When the new center is eventually rebuilt, several existing nonprofits intend to make it their future home, including the youth music program UpBeat NYC; Green City Force, which trains young NYCHA residents for green jobs; and Community Health Network, which provides medical, dental and wellness care to over 65,000 New Yorkers. 

Elected officials including Borough President Vanessa Gibson (back left), City Council Member Diana Ayala (center) and Assemblymember Amanda Septimo (right) have thrown their support behind the new center.

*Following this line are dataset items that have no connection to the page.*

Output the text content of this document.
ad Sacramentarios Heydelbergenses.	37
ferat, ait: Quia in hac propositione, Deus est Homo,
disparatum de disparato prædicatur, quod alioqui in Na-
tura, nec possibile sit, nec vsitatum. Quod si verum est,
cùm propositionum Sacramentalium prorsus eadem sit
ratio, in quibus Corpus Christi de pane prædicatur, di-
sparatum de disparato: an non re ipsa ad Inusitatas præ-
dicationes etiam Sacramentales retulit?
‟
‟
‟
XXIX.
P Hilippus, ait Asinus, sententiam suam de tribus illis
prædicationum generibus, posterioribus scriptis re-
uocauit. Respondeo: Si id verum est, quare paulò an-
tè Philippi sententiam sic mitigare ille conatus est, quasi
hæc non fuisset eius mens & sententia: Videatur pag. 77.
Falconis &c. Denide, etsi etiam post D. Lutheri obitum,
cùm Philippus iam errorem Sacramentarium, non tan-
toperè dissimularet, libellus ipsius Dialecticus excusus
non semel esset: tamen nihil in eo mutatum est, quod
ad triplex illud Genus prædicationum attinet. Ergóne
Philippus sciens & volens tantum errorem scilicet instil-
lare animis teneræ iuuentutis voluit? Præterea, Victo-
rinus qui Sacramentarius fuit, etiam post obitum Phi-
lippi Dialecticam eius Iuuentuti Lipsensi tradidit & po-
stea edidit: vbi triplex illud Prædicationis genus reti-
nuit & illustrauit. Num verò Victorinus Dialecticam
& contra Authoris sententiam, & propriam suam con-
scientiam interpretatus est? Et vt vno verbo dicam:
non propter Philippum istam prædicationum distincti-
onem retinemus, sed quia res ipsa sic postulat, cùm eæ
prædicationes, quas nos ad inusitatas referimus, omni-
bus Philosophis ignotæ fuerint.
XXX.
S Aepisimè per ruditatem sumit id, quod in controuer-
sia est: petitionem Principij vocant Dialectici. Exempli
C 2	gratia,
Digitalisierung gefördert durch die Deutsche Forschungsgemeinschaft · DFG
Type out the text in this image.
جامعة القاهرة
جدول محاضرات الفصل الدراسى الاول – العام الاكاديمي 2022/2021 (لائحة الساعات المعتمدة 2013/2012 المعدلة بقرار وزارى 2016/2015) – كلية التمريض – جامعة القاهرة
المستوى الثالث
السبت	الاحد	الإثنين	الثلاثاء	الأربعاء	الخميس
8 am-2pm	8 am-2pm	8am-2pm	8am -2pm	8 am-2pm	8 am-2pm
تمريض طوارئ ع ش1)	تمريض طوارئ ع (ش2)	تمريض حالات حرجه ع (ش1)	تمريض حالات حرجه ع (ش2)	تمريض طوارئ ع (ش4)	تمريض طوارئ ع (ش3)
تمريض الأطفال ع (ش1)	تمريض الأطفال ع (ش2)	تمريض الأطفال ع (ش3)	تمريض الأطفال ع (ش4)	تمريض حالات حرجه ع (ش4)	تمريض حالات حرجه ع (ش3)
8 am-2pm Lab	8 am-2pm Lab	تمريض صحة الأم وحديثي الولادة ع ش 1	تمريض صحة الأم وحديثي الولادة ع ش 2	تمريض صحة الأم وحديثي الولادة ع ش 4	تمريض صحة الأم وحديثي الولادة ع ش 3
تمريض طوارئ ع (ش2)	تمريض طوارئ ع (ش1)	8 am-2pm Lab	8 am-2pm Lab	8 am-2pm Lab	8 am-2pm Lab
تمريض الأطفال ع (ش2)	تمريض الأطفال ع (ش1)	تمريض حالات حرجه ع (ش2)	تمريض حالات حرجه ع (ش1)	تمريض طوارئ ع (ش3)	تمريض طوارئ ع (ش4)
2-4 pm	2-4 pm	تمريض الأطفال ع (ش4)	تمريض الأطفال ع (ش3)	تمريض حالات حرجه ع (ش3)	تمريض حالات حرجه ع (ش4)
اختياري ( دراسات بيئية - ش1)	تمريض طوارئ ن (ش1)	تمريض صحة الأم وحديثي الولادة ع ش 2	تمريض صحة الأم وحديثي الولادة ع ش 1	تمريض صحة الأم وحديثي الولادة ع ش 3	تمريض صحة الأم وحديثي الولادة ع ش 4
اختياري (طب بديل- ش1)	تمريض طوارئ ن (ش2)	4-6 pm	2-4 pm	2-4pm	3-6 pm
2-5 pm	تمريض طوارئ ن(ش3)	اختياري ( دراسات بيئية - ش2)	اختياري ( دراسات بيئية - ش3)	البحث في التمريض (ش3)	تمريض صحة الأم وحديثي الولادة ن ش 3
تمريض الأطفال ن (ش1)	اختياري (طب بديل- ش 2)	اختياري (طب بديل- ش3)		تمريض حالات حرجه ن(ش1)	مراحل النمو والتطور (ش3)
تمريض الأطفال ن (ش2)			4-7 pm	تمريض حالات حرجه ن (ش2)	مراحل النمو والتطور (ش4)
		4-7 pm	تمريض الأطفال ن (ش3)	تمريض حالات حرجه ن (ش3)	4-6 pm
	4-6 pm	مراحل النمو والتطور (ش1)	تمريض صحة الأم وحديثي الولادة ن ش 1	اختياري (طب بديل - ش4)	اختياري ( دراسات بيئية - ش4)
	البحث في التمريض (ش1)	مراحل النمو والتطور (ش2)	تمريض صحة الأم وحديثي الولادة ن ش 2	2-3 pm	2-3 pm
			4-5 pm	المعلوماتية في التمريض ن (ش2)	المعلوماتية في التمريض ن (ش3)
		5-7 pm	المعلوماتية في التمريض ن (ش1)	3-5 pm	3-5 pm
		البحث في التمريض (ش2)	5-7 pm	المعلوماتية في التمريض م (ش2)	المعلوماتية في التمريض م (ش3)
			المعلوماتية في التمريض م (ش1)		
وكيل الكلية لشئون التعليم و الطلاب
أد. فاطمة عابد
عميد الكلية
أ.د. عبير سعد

Photo Emily Swanson

The building at East 140th St. near Alexander Avenue used to be a drug detox center run by Lincoln Hospital and has a notable legacy of hyperlocal community service and activism.

The former detox center was born out of protest: a Puerto Rican group called Young Lords took over Lincoln Hospital for 12 hours in 1970 to demand better health care for the community and better working conditions for staff. 

The detox center at East 140th St. was among the concessions by the city following the occupation. At the center, staff administered a highly effective acupuncture technique that helped many South Bronxites curb their drug cravings and quickly recover from addiction. 

But the program was shut down later in the ’70s, according to Bagchee architects, who helped produce plans for the H.E.A.rts Center. The building continued to serve as a recovery center until 2012, but the building, still under management of Health + Hospitals, has sat vacant since. 

This dramatic history did not escape Assemblymember Amanda Septimo, a native of nearby Hunts Point whose district includes Mott Haven, who said that the new center exemplifies “the community fighting back to reclaim its story.”

“For far too long, this structure has been empty and the community has been without a vital interactive space,” said Christopher Roker, CEO of Lincoln Hospital in a statement. “Sustainability is essential to redevelopment and I congratulate all who participated in bringing this space back to life.” 

Borough President Gibson said that the new center will house a variety of services that the community deserves and will likely become a model for similar grassroots efforts throughout the city.

“We have been leading in everything bad — those days are over,” she said.